From UPSC perspective, the following things are important :
Prelims level : Not much
Mains level : Paper 2- Issues with model predicting Covid-19 cases
- SUTRA (Susceptible, Undetected, Tested (positive), and Removed Approach) first came into public attention when one of its expert members announced in October that India was “past its peak”.
- Unlike many epidemiological models that extrapolated cases based on the existing number of cases, the behaviour of the virus and manner of spread, the SUTRA model chose a “data centric approach”.

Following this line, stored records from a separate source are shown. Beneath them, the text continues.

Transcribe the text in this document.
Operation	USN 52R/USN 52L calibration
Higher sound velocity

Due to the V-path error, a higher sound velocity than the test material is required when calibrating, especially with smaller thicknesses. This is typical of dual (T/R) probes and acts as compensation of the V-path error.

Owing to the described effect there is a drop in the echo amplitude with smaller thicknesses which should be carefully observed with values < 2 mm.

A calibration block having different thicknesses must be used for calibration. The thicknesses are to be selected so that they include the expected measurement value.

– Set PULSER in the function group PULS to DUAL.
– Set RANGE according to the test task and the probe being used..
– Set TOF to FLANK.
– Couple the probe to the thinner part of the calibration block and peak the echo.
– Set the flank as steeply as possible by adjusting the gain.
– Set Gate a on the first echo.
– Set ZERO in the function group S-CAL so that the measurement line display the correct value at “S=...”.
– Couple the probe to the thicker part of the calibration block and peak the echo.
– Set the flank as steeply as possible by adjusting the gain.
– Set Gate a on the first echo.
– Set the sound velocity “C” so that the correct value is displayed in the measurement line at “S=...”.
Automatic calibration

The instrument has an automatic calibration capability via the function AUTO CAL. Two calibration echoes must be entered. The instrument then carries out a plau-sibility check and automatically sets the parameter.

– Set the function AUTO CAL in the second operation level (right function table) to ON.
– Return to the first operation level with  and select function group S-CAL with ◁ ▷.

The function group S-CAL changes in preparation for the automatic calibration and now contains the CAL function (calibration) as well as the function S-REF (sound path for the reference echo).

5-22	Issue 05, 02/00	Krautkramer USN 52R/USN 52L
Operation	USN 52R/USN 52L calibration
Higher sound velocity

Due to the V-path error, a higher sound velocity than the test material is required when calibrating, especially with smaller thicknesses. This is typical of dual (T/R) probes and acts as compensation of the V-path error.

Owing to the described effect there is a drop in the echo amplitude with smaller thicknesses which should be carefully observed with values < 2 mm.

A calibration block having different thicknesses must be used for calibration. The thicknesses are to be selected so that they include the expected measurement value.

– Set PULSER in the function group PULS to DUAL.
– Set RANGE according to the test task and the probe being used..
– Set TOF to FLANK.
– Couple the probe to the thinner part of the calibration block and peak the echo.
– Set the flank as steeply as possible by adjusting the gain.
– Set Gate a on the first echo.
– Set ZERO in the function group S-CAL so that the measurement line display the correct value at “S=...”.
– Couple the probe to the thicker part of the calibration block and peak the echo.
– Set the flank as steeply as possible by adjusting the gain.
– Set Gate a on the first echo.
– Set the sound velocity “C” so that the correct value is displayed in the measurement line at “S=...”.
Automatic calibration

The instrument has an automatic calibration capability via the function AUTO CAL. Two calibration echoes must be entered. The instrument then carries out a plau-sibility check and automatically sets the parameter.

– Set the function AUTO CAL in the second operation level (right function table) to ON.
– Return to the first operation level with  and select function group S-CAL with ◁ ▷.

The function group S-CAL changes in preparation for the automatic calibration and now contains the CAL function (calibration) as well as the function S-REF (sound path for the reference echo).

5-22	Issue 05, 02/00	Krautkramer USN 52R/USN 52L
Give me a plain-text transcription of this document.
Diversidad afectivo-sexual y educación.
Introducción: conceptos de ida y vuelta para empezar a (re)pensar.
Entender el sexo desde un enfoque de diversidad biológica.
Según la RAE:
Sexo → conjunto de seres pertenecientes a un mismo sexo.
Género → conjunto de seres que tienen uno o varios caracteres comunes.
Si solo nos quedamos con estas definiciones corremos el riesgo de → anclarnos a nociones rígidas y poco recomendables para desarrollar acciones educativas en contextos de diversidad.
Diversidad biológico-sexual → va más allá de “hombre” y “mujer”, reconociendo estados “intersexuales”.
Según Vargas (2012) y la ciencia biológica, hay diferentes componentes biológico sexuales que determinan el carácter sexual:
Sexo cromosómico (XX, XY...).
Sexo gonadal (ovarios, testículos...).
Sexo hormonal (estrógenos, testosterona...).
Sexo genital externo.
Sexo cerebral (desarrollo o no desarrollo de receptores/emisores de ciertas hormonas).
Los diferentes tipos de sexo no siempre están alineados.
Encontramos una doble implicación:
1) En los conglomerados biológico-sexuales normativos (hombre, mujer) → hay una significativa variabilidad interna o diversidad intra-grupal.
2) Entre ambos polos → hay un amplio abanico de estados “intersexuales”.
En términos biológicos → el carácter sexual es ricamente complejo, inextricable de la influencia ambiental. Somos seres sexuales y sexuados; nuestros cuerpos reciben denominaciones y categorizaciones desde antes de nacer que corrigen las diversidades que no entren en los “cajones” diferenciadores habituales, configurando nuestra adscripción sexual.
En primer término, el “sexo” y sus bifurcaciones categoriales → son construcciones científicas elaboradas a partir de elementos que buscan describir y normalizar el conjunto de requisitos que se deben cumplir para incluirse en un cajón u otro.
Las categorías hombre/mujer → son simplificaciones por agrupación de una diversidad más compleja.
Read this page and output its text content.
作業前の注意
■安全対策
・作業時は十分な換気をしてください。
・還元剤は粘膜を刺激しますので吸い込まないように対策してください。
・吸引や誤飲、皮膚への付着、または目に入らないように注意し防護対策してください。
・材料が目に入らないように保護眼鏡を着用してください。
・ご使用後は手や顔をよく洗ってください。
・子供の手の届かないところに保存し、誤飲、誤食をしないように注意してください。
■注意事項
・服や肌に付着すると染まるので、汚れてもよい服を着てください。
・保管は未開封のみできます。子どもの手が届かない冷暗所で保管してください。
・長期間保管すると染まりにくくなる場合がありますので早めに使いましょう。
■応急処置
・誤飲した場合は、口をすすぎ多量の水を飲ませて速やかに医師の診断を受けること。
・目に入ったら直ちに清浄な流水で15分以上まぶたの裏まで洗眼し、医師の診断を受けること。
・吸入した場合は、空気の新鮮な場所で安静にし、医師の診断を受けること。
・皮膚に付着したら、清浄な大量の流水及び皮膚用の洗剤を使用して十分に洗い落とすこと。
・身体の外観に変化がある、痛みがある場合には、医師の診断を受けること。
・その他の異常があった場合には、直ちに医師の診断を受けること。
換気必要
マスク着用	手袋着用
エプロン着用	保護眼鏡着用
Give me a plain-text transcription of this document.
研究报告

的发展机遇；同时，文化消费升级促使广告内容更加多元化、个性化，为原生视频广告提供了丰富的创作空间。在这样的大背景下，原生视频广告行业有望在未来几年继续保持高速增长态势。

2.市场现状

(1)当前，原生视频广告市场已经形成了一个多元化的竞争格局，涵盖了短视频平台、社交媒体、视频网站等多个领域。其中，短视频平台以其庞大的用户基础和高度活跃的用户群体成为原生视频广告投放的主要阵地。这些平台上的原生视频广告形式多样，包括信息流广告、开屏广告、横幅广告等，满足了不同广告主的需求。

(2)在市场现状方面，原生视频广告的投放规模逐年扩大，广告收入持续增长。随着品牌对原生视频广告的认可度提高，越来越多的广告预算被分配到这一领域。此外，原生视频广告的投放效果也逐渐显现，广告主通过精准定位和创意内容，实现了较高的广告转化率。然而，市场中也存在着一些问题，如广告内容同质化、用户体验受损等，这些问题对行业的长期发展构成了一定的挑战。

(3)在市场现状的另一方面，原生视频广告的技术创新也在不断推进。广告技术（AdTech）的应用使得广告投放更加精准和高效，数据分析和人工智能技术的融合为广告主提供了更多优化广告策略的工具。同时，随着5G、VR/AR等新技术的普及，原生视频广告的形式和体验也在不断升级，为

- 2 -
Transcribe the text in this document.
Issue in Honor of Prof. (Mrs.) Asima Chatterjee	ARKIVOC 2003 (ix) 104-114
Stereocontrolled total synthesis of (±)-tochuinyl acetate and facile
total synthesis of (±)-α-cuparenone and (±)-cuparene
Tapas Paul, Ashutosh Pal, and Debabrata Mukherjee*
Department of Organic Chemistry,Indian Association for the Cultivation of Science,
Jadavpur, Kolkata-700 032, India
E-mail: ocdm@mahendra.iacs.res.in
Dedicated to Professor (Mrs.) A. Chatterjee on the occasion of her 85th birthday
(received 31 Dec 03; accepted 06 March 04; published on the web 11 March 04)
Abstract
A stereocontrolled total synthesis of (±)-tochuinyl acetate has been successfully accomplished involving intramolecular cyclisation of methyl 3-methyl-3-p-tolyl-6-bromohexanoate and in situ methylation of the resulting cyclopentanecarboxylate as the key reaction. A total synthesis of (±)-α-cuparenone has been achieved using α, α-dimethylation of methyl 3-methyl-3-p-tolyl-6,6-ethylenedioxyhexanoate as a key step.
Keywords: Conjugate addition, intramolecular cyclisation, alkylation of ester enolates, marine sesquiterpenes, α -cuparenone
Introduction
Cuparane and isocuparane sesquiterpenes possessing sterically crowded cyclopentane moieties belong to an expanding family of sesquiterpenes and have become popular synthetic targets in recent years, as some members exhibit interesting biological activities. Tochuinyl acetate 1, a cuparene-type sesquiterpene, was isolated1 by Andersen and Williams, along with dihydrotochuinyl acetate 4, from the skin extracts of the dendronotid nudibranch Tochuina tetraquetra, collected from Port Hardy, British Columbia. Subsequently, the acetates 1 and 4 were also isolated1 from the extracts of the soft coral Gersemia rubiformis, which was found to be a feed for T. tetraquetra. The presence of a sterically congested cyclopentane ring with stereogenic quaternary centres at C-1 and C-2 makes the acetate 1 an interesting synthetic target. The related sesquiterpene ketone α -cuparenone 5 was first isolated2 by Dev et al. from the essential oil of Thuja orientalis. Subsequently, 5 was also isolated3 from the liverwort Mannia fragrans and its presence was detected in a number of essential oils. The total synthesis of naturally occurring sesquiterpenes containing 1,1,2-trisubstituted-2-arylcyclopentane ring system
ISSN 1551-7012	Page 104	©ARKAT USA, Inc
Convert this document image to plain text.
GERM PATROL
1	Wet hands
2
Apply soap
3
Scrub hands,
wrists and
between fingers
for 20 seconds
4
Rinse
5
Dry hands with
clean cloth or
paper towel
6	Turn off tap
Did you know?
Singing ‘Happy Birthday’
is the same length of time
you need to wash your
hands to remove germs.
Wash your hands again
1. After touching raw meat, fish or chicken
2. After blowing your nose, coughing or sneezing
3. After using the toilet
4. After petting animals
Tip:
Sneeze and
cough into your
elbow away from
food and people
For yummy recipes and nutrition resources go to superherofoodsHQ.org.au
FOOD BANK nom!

- However, the surge in the second wave was several times what any of the modellers had predicted.
- The predictions of the SUTRA model were too variable to guide government policy.
So, what went wrong in the model
- The SUTRA model was problematic as it relied on too many parameters, and recalibrated those parameters whenever its predictions broke down.
- The more parameters you have, the more you are in danger of overfitting.
- One of the main reasons for the model not gauging an impending, exponential rise was that a constant indicating contact between people and populations went wrong.
- Further the model was ‘calibrated’ incorrectly.
- The model relied on a serosurvey conducted by the ICMR in May that said 0.73% of India’s population may have been infected at that time.
- This calibration led our model to the conclusion that more than 50% population was immune by January.
- The SUTRA model’s omission of the importance of the behaviour of the virus; the fact that some people were bigger transmitters; a lack of accounting for social or geographic heterogeneity and not stratifying the population by age as it didn’t account for contacts between different age groups also undermined its validity.